The Department of Biology is excited to announce the three recipients of this year’s Dr. Marion R. Kramer Scholarship: Tina Barbasch of the Buston Lab, Shawna Henry of the Ho Lab, and Diane Lebo of the McCall Lab.

Tina’s research uses the clown anemonefish (Amphiprion percula) as a study system to answer broad questions in the field of animal behavior. Her dissertation focuses on understanding the environmental and social factors that influence individual variation in parenting strategies. She combines theoretical and empirical methods to study how and why parents provide care when it is costly. First, she conducted a 12 month laboratory experiment characterizing plasticity and personality in parental care. Next, to determine the consequences of this plasticity Tina led a field expedition to Papua New Guinea and tested how variation in environmental quality influences plasticity in reproduction and parental care. Expanding on this work, she asked how social interactions influence plastic behavioral strategies. Tina developed a game theory model of how power and punishment influence negotiations between parents over parental care, done in collaboration with Dr. Suzanne Alonzo at the University of California Santa Cruz. She then conducted an experimental test of this model in the field and she is currently writing up the results, which found support for her model. Together, the results of her research extend our understanding of how and why parents provide costly parental care and create a framework for studying parental care in other systems.

 

Shawna studies how preventing the interaction between Mint1, a neuronal adaptor protein, and amyloid precursor protein (APP) can be a potential therapeutic target to decrease Aβ production associated with Alzheimer’s disease (AD). Her work employs both a non-binding Mint1 mutant as well as a competitive APP mimetic peptide in vitro to prevent Mint1-APP association and decrease total Aβ production. Future studies will move this peptide in vivo to ascertain if the APP mimetic peptide strategy can decrease Aβ accumulation in an AD mouse model.

 

 

Diane’s research seeks to identify the network of processes that regulate cell corpse clearance by non-professional phagocytes using the Drosophila ovary. Her first project utilized high-throughput techniques to identify the translatome of the entire epithelial follicle cell layer as well as a subset of follicle cells specifically engaged in clearing dying cells. By comparing these two groups of genes, Diane hopes to identify processes that are differentially regulated during clearance. Her second project was performed as a collaboration with 8 other members of the McCall lab. Together, they screened hundreds of kinase lines during two different death modalities in an effort to identify phagocytic pathways used during apoptotic and non-apoptotic death. Together, the translatome and kinome give them a big-picture view of cell corpse clearance by non-professional phagocytes.

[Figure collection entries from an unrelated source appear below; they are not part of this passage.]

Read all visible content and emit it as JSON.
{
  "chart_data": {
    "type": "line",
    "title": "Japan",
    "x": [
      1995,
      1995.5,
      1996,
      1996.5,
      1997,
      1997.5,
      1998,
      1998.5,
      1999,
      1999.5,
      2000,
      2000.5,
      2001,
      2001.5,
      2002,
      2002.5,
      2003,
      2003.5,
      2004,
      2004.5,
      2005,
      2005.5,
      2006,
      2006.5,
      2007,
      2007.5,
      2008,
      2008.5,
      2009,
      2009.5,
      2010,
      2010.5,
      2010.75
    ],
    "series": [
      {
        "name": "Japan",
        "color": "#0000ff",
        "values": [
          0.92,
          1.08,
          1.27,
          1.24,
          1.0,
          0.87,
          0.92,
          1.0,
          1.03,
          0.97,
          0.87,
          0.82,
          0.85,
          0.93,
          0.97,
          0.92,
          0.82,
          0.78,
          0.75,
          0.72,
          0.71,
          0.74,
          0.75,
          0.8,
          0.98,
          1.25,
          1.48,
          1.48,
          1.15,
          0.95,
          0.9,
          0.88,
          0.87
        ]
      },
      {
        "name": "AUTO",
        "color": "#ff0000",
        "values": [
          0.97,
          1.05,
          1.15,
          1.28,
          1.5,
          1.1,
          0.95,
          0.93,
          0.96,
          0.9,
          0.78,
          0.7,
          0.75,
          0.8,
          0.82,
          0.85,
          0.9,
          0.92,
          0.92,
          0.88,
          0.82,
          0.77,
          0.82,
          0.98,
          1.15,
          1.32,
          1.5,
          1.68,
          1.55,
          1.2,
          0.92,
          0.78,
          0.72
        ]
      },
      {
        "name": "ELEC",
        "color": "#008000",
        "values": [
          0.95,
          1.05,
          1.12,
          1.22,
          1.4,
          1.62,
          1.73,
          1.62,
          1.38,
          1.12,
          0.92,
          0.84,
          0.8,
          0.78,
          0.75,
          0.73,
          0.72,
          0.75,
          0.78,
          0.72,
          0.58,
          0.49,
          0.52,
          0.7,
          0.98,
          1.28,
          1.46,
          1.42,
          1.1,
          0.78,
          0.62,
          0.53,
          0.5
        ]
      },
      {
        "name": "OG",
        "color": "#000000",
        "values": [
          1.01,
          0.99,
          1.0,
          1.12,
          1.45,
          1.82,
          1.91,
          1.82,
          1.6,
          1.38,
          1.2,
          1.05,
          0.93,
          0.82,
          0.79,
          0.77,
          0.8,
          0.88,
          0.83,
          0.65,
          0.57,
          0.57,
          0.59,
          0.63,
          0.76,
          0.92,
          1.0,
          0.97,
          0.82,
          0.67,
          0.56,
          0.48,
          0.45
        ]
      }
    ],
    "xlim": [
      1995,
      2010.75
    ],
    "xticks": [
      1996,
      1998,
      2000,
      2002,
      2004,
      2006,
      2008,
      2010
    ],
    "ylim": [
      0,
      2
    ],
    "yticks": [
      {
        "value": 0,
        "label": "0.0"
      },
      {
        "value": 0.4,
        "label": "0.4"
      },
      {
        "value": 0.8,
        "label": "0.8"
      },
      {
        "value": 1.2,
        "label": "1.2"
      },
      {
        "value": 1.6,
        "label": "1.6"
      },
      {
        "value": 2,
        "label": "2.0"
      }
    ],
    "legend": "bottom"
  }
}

This award provides support for high-achieving female students majoring in Biology. The award was established in 2001 in honor of Dr. Marion Kramer who earned her Bachelor’s degree in Biology from Boston University in 1963 and went on to a long and satisfying career in biology and medicine.

The Department of Biology gives this award to graduate students in the spring, and to undergraduate students in the fall. Read about our fall 2019 undergraduate recipients here.

Congratulations, Tina, Shawna, and Diane!